À 23h30, l’heure à laquelle le festival devait s’achever, la très attendue tête d’affiche, j’ai nommé Leprous, n’est pas encore sur scène, et les balances durent, durent… Je me demandais si beaucoup de gens allaient devoir fuir avant minuit telle Cendrillon, mais non, la foule est toujours dense, une bonne partie des festivaliers tient bon et profite de chaque instant, quitte à devoir repartir en Uber, ouf. Les Suédois arrivent enfin, acclamés par le public, munis de leur « choixpeau magique », accessoire indispensable au bon déroulement de leur concert spécial : en effet ils ont mis en place une exclusivité pour les spectateurs de Sucy-en-Brie, un concert en mode « shuffle », où tous les titres de

la setlist, écrits sur des petits papiers, furent piochés au fur et à mesure dans un chapeau par des membres du groupe, de l’organisation ou par des festivaliers. Dans la fosse, chacun y allait de son petit commentaire, faisant des pronostics sur les chansons qui allaient sortir, sur celles qui devaient être laissées de côté, ou celles qui devaient absolument être jouées… Une sacrée contrainte ludique que ce concept de concert, qui nécessitait assurément que les musiciens soient au taquet sur n’importe quel titre, et puissent se réaccorder rapidement entre les morceaux, un défi à la hauteur de vrais artistes talentueux qui n’ont plus à faire leurs preuves. Les morceaux désignés par le sort furent surtout issus des derniers albums, « Malina » et « The Congregation », malheureusement pour moi qui suis surtout adepte de Leprous première période. Le set fut globalement calme, beaucoup de ballades prog rock déchirantes, permettant à la maestria du chanteur Einar Solberg de s’exprimer, maniant toujours aussi bien sa voix si reconnaissable – Leprous étant pour moi un des groupes qui passe le mieux de l’album studio à la scène, sans fausse note. La guitare et la basse épousent parfaitement le clavier, le son est suffisamment bien réglé pour pouvoir profiter de toutes les subtilités instrumentales, même si l’ambiance est un peu calme et qu’il aurait pu être plaisant de bouger un peu plus, l’on ne peut pas nier que c’était un excellent concert, hyper propre, permettant de se sentir en communion avec le chant cristallin d’Einar par moments. Pour le dernier morceau Einar décide malgré tout de tricher un peu, et tente de faire disparaître le papier pioché, en faisant mine d’en faire une boulette à avaler, comme un écolier pris en faute : la dernière chanson sera The Price, seule petite dérogation au « shuffle mode », afin de satisfaire tout le monde.

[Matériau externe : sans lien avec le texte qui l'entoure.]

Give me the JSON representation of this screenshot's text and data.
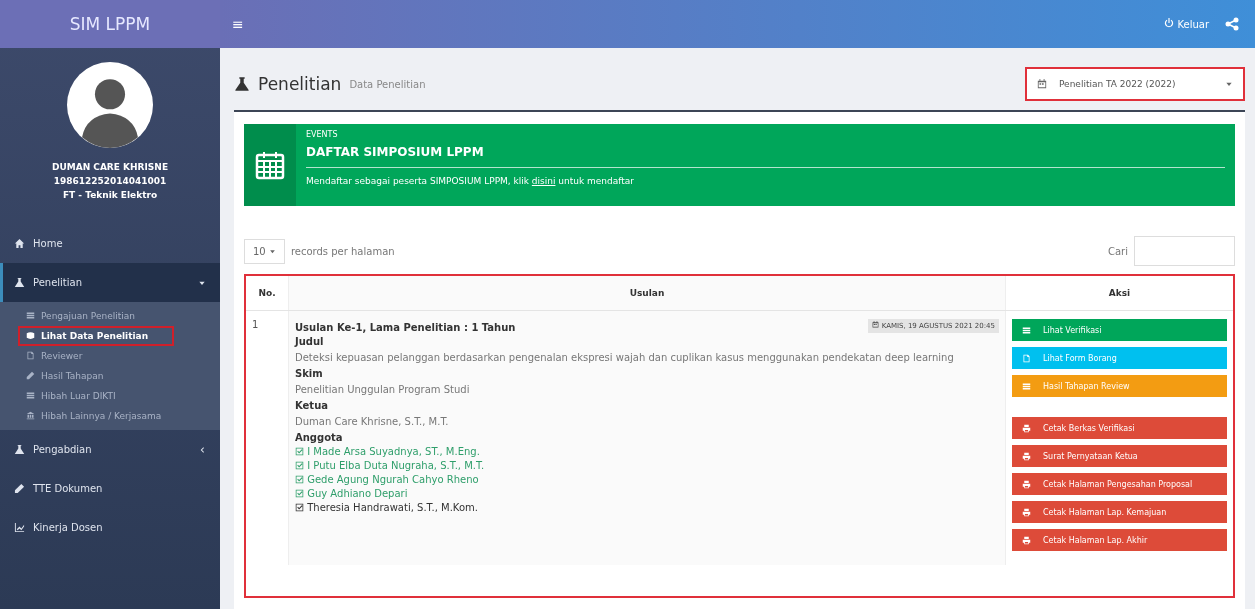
{
  "brand": "SIM LPPM",
  "user": {
    "name": "DUMAN CARE KHRISNE",
    "id": "198612252014041001",
    "unit": "FT - Teknik Elektro"
  },
  "menu": [
    {
      "label": "Home",
      "expanded": false,
      "has_children": false
    },
    {
      "label": "Penelitian",
      "expanded": true,
      "has_children": true,
      "children": [
        {
          "label": "Pengajuan Penelitian",
          "selected": false
        },
        {
          "label": "Lihat Data Penelitian",
          "selected": true
        },
        {
          "label": "Reviewer",
          "selected": false
        },
        {
          "label": "Hasil Tahapan",
          "selected": false
        },
        {
          "label": "Hibah Luar DIKTI",
          "selected": false
        },
        {
          "label": "Hibah Lainnya / Kerjasama",
          "selected": false
        }
      ]
    },
    {
      "label": "Pengabdian",
      "expanded": false,
      "has_children": true
    },
    {
      "label": "TTE Dokumen",
      "expanded": false,
      "has_children": false
    },
    {
      "label": "Kinerja Dosen",
      "expanded": false,
      "has_children": false
    }
  ],
  "topbar": {
    "menu_toggle": "≡",
    "logout": "Keluar"
  },
  "page": {
    "title": "Penelitian",
    "subtitle": "Data Penelitian",
    "period": "Penelitian TA 2022 (2022)"
  },
  "banner": {
    "overline": "EVENTS",
    "title": "DAFTAR SIMPOSIUM LPPM",
    "text_before": "Mendaftar sebagai peserta SIMPOSIUM LPPM, klik",
    "link": "disini",
    "text_after": "untuk mendaftar"
  },
  "table_controls": {
    "page_size": "10",
    "page_size_label": "records per halaman",
    "search_label": "Cari"
  },
  "table": {
    "columns": [
      "No.",
      "Usulan",
      "Aksi"
    ],
    "rows": [
      {
        "no": "1",
        "heading": "Usulan Ke-1, Lama Penelitian : 1 Tahun",
        "date_badge": "KAMIS, 19 AGUSTUS 2021 20:45",
        "fields": [
          {
            "label": "Judul",
            "value": "Deteksi kepuasan pelanggan berdasarkan pengenalan ekspresi wajah dan cuplikan kasus menggunakan pendekatan deep learning"
          },
          {
            "label": "Skim",
            "value": "Penelitian Unggulan Program Studi"
          },
          {
            "label": "Ketua",
            "value": "Duman Care Khrisne, S.T., M.T."
          }
        ],
        "members_label": "Anggota",
        "members": [
          {
            "name": "I Made Arsa Suyadnya, ST., M.Eng.",
            "confirmed": true
          },
          {
            "name": "I Putu Elba Duta Nugraha, S.T., M.T.",
            "confirmed": true
          },
          {
            "name": "Gede Agung Ngurah Cahyo Rheno",
            "confirmed": true
          },
          {
            "name": "Guy Adhiano Depari",
            "confirmed": true
          },
          {
            "name": "Theresia Handrawati, S.T., M.Kom.",
            "confirmed": false
          }
        ],
        "actions": [
          {
            "label": "Lihat Verifikasi",
            "kind": "success"
          },
          {
            "label": "Lihat Form Borang",
            "kind": "info"
          },
          {
            "label": "Hasil Tahapan Review",
            "kind": "warning"
          },
          {
            "label": "Cetak Berkas Verifikasi",
            "kind": "danger"
          },
          {
            "label": "Surat Pernyataan Ketua",
            "kind": "danger"
          },
          {
            "label": "Cetak Halaman Pengesahan Proposal",
            "kind": "danger"
          },
          {
            "label": "Cetak Halaman Lap. Kemajuan",
            "kind": "danger"
          },
          {
            "label": "Cetak Halaman Lap. Akhir",
            "kind": "danger"
          }
        ]
      }
    ]
  }
}
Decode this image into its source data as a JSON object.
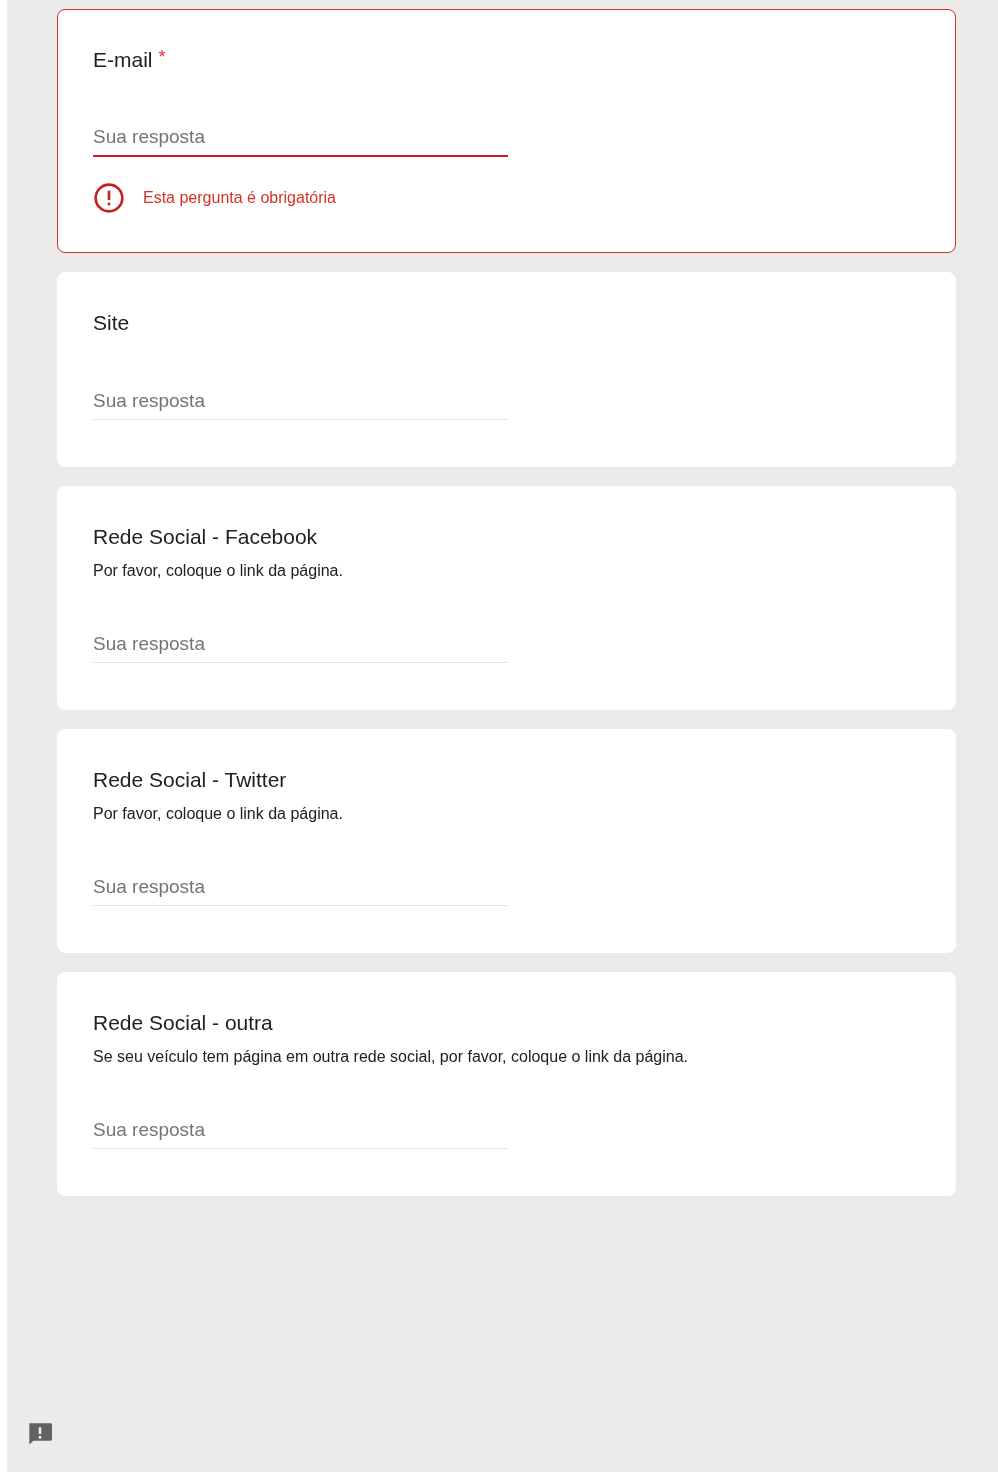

Setlist : Rewind / Lower / Acquired Taste / Leashes / Bonneville / Triumphant / Captive / Echo / Salt / Down / The Price

Il est presque une heure du matin lorsque s’achève cette quatrième édition du Heart Sound Metal Fest. L’on a tous un peu les jambes en compote et le dos en vrac, mais le sourire aux lèvres. Les bénévoles se relâchent enfin, heureux d’avoir mené à bien cette journée pour laquelle ils se sont tant investis. Malgré quelques petites ombres au tableau – le décalage induit par le retard initial, les lumières monochromes et la fumée très épaisse qui rendaient difficile la prise de photos, l’absence de pit qui compliquait un peu la tâche – je garde surtout une impression très positive de cette journée. Mentions spéciales à mes coups de cœur Stömb et Smash Hit Combo dans deux styles très différents, à la programmation très variée du fest mettant à l’honneur une large gamme de metal moderne, au jus de pomme addictif auquel j’ai encore repensé le lendemain (c’est fou), à l’implication et à la bonne humeur des bénévoles sur place, à la qualité du merch sur les stands, à Leprous qui montre qu’un groupe peut avoir autant de talent que de succès sans toutefois prendre la grosse tête ou tourner en rond, qui sait se réinventer et communiquer toujours tant et plus avec ses fans. Une bien belle alliance du Heart Sound Metal Fest et de l’association Ensemble contre les leucémies, on a hâte de connaître la date et l’affiche de la prochaine édition, afin de se mobiliser encore pour la bonne cause.